Última atualização em 10 de fevereiro de 2026 às 15h20.
O Departamento de Agricultura dos Estados Unidos (USDA) elevou de 178 para 180 milhões de toneladas a projeção da safra de soja do Brasil em 2025/26. Os dados foram divulgados nesta terça-feira, 10, no relatório de oferta e demanda do USDA.
Este foi o primeiro reajuste do órgão americano desde o início das estimativas sobre a produção brasileira, em junho de 2025.
O aumento segue a mesma tendência de algumas casas de análise, que estimam que o país deve colher entre 179 e 181 milhões de toneladas de soja.
A Companhia Nacional de Abastecimento (Conab), no entanto, projeta uma produção de 177 milhões de toneladas para a safra 2025/26.
Apesar da revisão na produção, o USDA manteve em 114 milhões de toneladas a estimativa para as exportações de soja do Brasil na atual temporada.
A colheita da soja no Brasil segue em ritmo acelerado, mesmo com o El Niño no radar.
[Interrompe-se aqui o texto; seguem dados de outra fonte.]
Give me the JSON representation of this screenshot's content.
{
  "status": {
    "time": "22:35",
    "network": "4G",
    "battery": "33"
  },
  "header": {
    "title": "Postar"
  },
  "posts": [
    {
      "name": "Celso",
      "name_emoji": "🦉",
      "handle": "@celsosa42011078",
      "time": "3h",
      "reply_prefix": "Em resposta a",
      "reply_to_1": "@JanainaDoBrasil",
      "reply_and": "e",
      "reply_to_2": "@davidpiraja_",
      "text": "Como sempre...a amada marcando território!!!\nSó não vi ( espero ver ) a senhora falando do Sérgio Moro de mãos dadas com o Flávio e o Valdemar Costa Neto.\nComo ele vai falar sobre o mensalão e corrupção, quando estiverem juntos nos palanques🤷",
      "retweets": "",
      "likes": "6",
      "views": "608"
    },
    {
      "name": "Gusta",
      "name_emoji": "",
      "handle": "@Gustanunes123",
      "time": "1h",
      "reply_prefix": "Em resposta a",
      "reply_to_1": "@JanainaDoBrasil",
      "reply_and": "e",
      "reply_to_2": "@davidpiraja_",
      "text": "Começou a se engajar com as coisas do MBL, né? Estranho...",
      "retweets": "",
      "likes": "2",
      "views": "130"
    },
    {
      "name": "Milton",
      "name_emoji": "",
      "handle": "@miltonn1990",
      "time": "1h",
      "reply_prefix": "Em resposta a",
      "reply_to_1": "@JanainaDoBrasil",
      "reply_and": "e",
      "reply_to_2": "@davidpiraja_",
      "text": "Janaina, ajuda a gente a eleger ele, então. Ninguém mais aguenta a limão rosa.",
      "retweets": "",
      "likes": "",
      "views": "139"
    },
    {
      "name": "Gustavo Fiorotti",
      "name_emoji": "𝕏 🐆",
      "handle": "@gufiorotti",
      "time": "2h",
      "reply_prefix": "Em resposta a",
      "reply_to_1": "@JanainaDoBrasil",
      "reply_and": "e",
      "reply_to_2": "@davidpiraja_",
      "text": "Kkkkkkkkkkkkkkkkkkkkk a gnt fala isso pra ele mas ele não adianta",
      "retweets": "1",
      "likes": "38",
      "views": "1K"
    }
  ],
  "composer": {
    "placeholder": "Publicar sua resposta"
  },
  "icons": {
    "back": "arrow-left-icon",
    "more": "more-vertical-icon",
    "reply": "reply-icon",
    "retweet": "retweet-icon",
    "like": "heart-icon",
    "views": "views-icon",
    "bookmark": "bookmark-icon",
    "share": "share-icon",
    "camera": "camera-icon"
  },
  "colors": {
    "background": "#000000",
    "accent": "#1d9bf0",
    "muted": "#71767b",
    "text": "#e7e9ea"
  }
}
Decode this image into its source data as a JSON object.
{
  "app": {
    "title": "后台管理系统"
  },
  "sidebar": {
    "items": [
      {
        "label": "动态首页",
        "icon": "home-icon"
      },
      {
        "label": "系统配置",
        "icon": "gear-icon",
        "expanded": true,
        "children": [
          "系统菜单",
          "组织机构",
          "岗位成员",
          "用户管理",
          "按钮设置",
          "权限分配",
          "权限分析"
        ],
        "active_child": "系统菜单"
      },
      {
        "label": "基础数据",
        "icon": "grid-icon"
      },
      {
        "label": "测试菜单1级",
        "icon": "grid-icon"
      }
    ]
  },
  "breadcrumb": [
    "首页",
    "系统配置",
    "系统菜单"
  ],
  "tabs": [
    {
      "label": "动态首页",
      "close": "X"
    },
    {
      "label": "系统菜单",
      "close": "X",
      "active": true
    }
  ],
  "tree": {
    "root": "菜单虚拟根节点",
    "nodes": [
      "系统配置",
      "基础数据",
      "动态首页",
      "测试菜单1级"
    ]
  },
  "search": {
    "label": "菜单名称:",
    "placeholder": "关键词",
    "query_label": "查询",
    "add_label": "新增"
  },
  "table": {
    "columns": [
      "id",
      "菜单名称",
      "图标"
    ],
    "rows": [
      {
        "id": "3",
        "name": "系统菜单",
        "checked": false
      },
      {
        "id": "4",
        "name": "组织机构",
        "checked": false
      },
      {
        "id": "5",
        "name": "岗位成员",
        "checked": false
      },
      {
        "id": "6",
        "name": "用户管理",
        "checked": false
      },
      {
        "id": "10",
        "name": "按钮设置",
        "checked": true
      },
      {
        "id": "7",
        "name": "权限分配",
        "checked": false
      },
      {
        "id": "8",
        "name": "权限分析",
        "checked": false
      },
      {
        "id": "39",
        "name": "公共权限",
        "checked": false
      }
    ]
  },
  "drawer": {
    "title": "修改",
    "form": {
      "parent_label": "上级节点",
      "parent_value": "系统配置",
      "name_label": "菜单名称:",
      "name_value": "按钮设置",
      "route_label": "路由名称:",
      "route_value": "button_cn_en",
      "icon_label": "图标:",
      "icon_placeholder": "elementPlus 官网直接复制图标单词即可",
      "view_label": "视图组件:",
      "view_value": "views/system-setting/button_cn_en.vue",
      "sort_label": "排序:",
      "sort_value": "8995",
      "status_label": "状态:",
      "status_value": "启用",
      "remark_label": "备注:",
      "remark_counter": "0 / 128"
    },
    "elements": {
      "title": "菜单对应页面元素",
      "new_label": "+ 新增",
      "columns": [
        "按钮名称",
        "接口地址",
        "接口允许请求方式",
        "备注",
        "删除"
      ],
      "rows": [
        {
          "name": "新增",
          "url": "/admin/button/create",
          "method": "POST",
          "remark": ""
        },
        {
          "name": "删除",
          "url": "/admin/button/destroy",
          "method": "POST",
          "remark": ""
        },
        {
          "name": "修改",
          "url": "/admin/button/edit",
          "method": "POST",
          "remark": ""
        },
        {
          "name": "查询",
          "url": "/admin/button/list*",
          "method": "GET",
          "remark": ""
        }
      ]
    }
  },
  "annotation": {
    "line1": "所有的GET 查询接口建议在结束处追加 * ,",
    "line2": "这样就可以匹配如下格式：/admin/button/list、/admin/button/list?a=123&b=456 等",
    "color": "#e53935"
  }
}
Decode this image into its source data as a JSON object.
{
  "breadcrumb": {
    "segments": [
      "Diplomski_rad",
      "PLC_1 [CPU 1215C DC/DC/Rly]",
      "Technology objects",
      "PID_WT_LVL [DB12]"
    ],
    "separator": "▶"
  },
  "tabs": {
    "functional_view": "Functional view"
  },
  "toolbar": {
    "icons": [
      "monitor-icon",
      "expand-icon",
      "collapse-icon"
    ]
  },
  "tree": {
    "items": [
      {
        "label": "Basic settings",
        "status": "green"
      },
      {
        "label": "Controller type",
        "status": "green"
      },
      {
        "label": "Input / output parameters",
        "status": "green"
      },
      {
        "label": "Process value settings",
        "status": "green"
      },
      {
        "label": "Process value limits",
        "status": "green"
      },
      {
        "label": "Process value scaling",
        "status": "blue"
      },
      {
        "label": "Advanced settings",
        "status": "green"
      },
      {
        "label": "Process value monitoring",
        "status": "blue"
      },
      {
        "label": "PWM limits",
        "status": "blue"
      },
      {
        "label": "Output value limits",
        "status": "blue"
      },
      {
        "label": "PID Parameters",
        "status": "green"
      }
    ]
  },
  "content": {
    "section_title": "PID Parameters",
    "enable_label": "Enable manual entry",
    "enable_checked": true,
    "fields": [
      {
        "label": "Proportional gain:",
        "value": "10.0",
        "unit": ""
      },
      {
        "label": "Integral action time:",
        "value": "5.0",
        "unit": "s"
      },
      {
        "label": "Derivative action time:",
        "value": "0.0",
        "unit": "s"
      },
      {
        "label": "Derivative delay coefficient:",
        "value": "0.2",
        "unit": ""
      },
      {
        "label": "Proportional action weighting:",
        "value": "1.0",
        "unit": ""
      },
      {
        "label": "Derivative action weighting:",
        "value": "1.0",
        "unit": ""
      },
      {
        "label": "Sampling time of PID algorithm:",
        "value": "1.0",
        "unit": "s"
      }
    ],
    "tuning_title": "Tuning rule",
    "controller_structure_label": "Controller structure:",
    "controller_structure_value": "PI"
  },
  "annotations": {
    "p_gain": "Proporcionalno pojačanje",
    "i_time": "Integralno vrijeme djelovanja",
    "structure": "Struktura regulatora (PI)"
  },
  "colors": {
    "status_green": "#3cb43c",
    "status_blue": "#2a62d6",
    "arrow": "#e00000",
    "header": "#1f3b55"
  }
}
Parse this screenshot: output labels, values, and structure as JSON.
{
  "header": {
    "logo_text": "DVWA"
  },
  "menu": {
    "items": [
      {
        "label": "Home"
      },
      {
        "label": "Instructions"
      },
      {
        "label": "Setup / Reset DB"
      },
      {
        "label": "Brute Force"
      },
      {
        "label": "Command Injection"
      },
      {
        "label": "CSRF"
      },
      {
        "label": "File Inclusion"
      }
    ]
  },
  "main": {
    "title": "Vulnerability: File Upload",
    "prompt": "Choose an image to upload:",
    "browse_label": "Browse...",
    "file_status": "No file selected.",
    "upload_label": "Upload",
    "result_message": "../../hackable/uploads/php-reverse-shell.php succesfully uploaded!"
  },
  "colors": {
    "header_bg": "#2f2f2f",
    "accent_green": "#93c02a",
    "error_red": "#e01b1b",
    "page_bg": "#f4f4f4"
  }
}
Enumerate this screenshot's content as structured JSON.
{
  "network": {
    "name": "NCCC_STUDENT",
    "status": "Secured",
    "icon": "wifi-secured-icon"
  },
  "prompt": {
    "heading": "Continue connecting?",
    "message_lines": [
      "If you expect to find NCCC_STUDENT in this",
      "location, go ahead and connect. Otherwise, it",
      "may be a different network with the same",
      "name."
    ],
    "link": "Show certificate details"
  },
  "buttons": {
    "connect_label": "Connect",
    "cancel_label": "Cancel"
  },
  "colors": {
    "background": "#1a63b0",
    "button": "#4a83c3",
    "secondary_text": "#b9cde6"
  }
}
Segundo dados da AgRural, a colheita da safra 2025/26 alcançou 16% da área cultivada até quinta-feira, 5, avanço em relação aos 10% registrados na semana anterior e ligeiramente acima dos 15% observados no mesmo período do ano passado.
Os trabalhos foram impulsionados principalmente por Mato Grosso, maior produtor do país. Apesar das chuvas mais intensas na semana passada, os produtores do estado conseguiram avançar com a colheita nos períodos mais firme, mantendo o bom ritmo das operações.
O estado, inclusive, deve voltar a colher uma safra robusta, estimada em 50,5 milhões de toneladas, de acordo com projeção atualizada do Instituto Mato-Grossense de Economia Agropecuária (Imea).
A produtividade média esperada foi reajustada para 64,73 sacas por hectare, alta de 7,06% em relação à estimativa anterior.
Para as próximas semanas, o cenário climático em Mato Grosso continua majoritariamente favorável, com expectativa de manutenção no ritmo da colheita.
As preocupações, no entanto, se concentram no Rio Grande do Sul, um dos principais estados produtores do grão.
Segundo a AgRural, a estiagem e o calor intenso seguem preocupando o estado e também o sul de Mato Grosso do Sul, onde as condições climáticas em fevereiro serão decisivas para o desempenho da safra.